The legendary Bob Dylan has finally given us a reason to pay attention to the radio again. Recently (at least my entire lifetime) there has been a real dearth of musical radio programs worth listening to, with the very notable exception of Joe Frank, who isn't quite in the same genre. Scattered around the radio, mostly on NPR, are a few shows like The World Cafe and All Songs Considered, but the idea of a musicologist like Dylan picking a set worth of songs based upon a chosen theme every week is just too good to be true. Of course, no one will ever hear it because its on satellite radio, XM at that. Call me when they start podcasting it (though I believe you can download them here).
It is almost sad hearing these broadcasts, filled with interesting banter and a blend of obscure and slightly less obscure tunes from all genres, knowing that throughout my entire life all radio has been comprised of about 14 songs. And because he happens to be Bob Dylan, he has access to pretty much everyone on earth to discuss the weekly theme with, some of whom stop by the show, a list of performers that span plenty of genres from Simpsons creator Matt Groening to fellow crooner Tom Waits. And he'll occasionally deadpan a line like this:
“Hope all you listeners won’t accuse me of cronyism just because I occasionally play records by people I know.”
I always heard about radio station whose playlists weren't hindered by the obligation to play Fortunate Son every third song, but I thought they were a myth, like bigfoot or the wolfman. Wait, Wolfman Jack is real? There are plenty of great songs about the radio glory days, Elvis Costello's Radio Radio and ZZ Top's I heard it on the X, and even more songs that reference the good old radio. Those of us too young to have witnessed any sort of good radio can finally relate to what everyone was talking about. Dylan simply has an enormous wealth of musical knowledge, exhibited by his side note on Charles Aznavour:
“The Frank Sinatra of France…sings in six languages – French, English, Italian. He’s written over a thousand songs…I only know about half of them.”
So there is the pleasure of hearing the music, but that is not it. In between songs there are history lessons and jokes, the thoughts of a man who is unquestionably the greatest songwriter of all time. The dry wit of comments like, “The Harmonica is the world’s best-selling musical instrument. You’re welcome.” harks back to the hilarious Talkin World War III Blues. It says a lot that the biggest problem with the show is that he doesn't play enough Dylan. Hard to imagine a New York themed episode without Talkin New York and Hard Times in New York Town or a shoes themed episode without Boots of Spanish Leather? At least during the coffee episode he'd play One More Cup of Coffee? Nope.
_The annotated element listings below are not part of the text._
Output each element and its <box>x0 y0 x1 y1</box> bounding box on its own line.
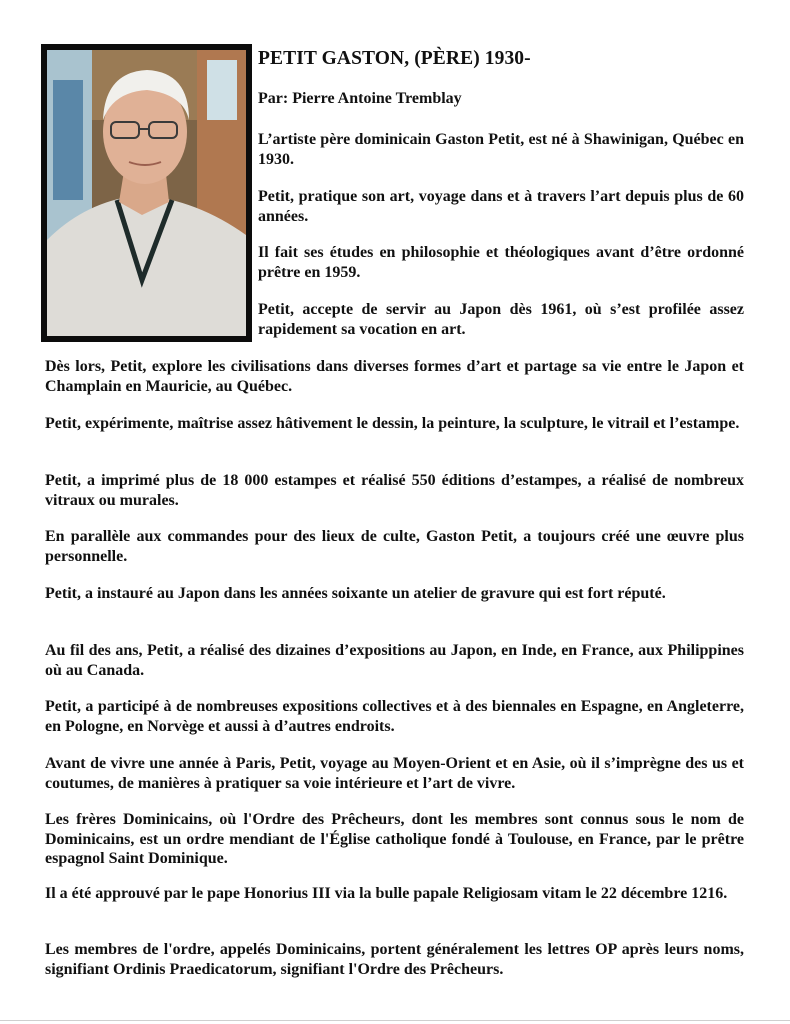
paragraph: Petit, pratique son art, voyage dans et à travers l’art depuis plus de 60 années. <box>258 188 744 225</box>
paragraph: Dès lors, Petit, explore les civilisations dans diverses formes d’art et partage sa vie entre le Japon et Champlain en Mauricie, au Québec. <box>45 358 744 395</box>
paragraph: Petit, a instauré au Japon dans les années soixante un atelier de gravure qui est fort réputé. <box>45 585 666 602</box>
paragraph: Petit, accepte de servir au Japon dès 1961, où s’est profilée assez rapidement sa vocation en art. <box>258 301 744 338</box>
paragraph: Petit, expérimente, maîtrise assez hâtivement le dessin, la peinture, la sculpture, le vitrail et l’estampe. <box>45 415 740 432</box>
paragraph: Au fil des ans, Petit, a réalisé des dizaines d’expositions au Japon, en Inde, en France, aux Philippines où au Canada. <box>45 642 744 679</box>
paragraph: Il fait ses études en philosophie et théologiques avant d’être ordonné prêtre en 1959. <box>258 244 744 281</box>
paragraph: Petit, a participé à de nombreuses expositions collectives et à des biennales en Espagne, en Angleterre, en Pologne, en Norvège et aussi à d’autres endroits. <box>45 698 744 735</box>
paragraph: L’artiste père dominicain Gaston Petit, est né à Shawinigan, Québec en 1930. <box>258 131 744 168</box>
paragraph: Les frères Dominicains, où l'Ordre des Prêcheurs, dont les membres sont connus sous le nom de Dominicains, est un ordre mendiant de l'Église catholique fondé à Toulouse, en France, par le prêtre espagnol Saint Dominique. <box>45 811 744 867</box>
paragraph: Petit, a imprimé plus de 18 000 estampes et réalisé 550 éditions d’estampes, a réalisé de nombreux vitraux ou murales. <box>45 472 744 509</box>
paragraph: Les membres de l'ordre, appelés Dominicains, portent généralement les lettres OP après leurs noms, signifiant Ordinis Praedicatorum, signifiant l'Ordre des Prêcheurs. <box>45 941 744 978</box>
paragraph: En parallèle aux commandes pour des lieux de culte, Gaston Petit, a toujours créé une œuvre plus personnelle. <box>45 528 744 565</box>
paragraph: Avant de vivre une année à Paris, Petit, voyage au Moyen-Orient et en Asie, où il s’imprègne des us et coutumes, de manières à pratiquer sa voie intérieure et l’art de vivre. <box>45 755 744 792</box>
portrait-photo <box>47 50 246 336</box>
article-byline: Par: Pierre Antoine Tremblay <box>258 90 462 107</box>
paragraph: Il a été approuvé par le pape Honorius III via la bulle papale Religiosam vitam le 22 décembre 1216. <box>45 885 728 902</box>
portrait-illustration <box>47 50 246 336</box>
portrait-photo-frame <box>41 44 252 342</box>
article-title: PETIT GASTON, (PÈRE) 1930- <box>258 48 531 69</box>
page-bottom-edge <box>0 1020 790 1021</box>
So while I will enjoy this program, I have to assume it will not last long. All good things come to an end, most unfortunately too soon and for the wrong reasons. Some executive will do some objective analytical study and show that this time slot would be better filled with an hour long panel discussion of why radio is failing, the irony slipping past him like water off a ducks back. I'm not sure how exactly we should be supporting this and encouraging it as a new theme in radio rather than the exception that proves the rule (Radio is terrible), so I guess I'll just keep listening and praying that maybe, just maybe, this could be the beginning of a beautiful friendship.
So far there have been 2 seasons of Theme Time Radio hour, the first lasted 50 episodes and the second 25, lets hope that trend doesn't continue with the third season, supposed to begin on September 19, 2008. He has already covered such classic themes as cars, mama, Texas, trains, weather, jail, and drinking. Or in other words, the last verse of David Allan Coe's, though written by noted Cubs fan Steve Goodman, You Never Called Me By My Name.
Well I was drunk the day my mom got out of prison
And I went to pick her up in the rain
But before I could get to the station in a pickup truck
She got run'd over by a damned old train
So with 75 episodes under his belt, what themes remain for next year? War? Food? Tricked out rims? The next time I go on a road trip, I will be taking with me this radio show. The one problem is that satellite radio is not available on demand. I don't know what I'm doing on Wednesday at 9 in the morning, but I'm guessing most people are at work. Luckily, the shows are, for the moment, available on the internet.
“Some radio programs play just one type of thing. But here we’re like New England weather– if you don’t like what you’re hearing stick around, it’ll change in a minute.”